In Hollywood, only 25% of show creators in digital scripted TV are people of color, and only 30% of film directors are people of color, according to the 2022 UCLA Hollywood Diversity Report. By having only one main group influence entertainment media that is distributed around the world, other communities have less opportunities to share their voice and express their stories in an authentic manner, and the public is prevented from understanding the full array of human experiences.

One such stereotype that Hollywood promotes is the idea of orientalism. Orientalism is a perspective created by the West which portrays Asia — including East Asia, the Middle East and South Asia — as exotic, mysterious and barbaric, according to Teen Vogue. The submissive Asian woman, the sultry belly dancer and the evil terrorist are all common portrayals within Hollywood movies and shows. Media of all genres, from the action-packed “Indiana Jones” series to the classic Disney romance “Aladdin”, contain these stereotypes.  Because this is often the portrayal of these minorities within Hollywood, this one-dimensional representation promotes the acceptance of these stereotypes as reality within other groups. It also has the added negative effect of diminishing the variety of culture and identity within these communities, and seriously harming their perceptions of themselves, according to SSN, a study which looked into how racial stereotypes in popular media affect viewers. 

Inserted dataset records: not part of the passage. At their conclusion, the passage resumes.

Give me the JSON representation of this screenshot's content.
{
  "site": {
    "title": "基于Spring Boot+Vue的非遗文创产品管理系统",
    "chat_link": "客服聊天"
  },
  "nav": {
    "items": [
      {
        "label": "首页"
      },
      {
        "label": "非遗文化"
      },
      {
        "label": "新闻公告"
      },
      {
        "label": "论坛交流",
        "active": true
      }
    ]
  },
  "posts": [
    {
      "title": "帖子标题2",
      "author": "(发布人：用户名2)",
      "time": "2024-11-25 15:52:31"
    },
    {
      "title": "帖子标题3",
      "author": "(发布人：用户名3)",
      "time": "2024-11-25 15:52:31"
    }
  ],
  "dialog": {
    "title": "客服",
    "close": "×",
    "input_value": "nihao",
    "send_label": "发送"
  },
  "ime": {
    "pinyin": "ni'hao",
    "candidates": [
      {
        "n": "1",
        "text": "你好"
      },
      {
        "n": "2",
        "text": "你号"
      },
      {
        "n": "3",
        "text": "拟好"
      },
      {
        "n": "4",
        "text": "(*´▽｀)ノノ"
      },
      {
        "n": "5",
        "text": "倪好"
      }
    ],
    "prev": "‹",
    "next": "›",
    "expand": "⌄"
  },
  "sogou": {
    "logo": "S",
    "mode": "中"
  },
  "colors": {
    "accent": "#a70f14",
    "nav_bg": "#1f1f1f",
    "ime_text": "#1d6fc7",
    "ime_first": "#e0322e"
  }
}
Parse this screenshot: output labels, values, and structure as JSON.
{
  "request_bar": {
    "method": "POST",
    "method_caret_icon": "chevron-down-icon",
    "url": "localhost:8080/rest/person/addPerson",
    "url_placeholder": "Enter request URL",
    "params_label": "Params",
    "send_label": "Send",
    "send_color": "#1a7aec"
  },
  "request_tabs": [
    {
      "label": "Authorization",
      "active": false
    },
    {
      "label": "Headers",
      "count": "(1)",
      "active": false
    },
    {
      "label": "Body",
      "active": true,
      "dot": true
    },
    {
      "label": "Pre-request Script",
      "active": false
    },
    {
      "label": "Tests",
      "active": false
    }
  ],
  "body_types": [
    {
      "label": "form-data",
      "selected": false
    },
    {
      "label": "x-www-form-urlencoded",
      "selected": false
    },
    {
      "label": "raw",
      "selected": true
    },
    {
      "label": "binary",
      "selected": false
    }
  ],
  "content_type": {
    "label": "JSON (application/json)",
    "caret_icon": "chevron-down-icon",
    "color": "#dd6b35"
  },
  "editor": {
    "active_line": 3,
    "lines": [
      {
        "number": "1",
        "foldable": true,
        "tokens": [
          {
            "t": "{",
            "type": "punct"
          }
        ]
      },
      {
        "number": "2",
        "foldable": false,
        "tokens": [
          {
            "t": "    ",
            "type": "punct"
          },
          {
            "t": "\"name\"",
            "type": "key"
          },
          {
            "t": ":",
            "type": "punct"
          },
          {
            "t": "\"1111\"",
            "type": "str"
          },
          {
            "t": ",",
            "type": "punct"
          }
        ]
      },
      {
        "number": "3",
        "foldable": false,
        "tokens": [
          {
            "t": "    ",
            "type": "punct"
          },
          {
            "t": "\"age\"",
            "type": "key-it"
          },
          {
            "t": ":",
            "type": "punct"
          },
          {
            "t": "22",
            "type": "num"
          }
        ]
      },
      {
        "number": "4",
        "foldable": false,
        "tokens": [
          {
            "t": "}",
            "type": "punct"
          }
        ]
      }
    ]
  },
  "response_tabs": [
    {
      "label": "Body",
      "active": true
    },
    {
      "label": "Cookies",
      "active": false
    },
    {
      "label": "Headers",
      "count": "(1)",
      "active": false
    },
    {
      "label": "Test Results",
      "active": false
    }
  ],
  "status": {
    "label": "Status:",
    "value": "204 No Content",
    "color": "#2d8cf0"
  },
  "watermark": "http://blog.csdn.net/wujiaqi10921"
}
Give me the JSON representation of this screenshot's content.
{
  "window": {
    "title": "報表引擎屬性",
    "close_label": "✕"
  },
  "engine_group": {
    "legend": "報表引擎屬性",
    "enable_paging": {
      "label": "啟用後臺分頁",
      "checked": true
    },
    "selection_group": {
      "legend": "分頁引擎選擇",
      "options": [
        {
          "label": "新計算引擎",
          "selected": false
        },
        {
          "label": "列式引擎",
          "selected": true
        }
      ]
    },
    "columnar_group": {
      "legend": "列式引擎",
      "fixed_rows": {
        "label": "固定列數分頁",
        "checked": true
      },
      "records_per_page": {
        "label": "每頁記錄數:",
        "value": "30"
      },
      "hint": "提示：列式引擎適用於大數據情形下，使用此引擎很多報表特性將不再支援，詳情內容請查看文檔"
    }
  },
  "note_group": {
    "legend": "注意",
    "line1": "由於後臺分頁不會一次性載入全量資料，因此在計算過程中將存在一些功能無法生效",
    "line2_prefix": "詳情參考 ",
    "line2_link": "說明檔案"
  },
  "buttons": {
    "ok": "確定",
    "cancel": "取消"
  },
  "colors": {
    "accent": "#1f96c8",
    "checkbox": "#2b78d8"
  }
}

Ultimately, the media we consume should not be controlled by one primary source. With white and Western-thinking Hollywood studios being prevalent forces in the world’s entertainment, seriously harmful portrayals and stereotypes of different communities are spread to the public. It is imperative that we diversify what we watch in order to gain a broader understanding of other cultures and communities besides the surface-level depictions present in current entertainment media. Exposing ourselves to entertainment not from Hollywood, such as non-English or foreign movies, will allow us to obtain new perspectives on the world and increase our awareness and appreciation for other groups of people.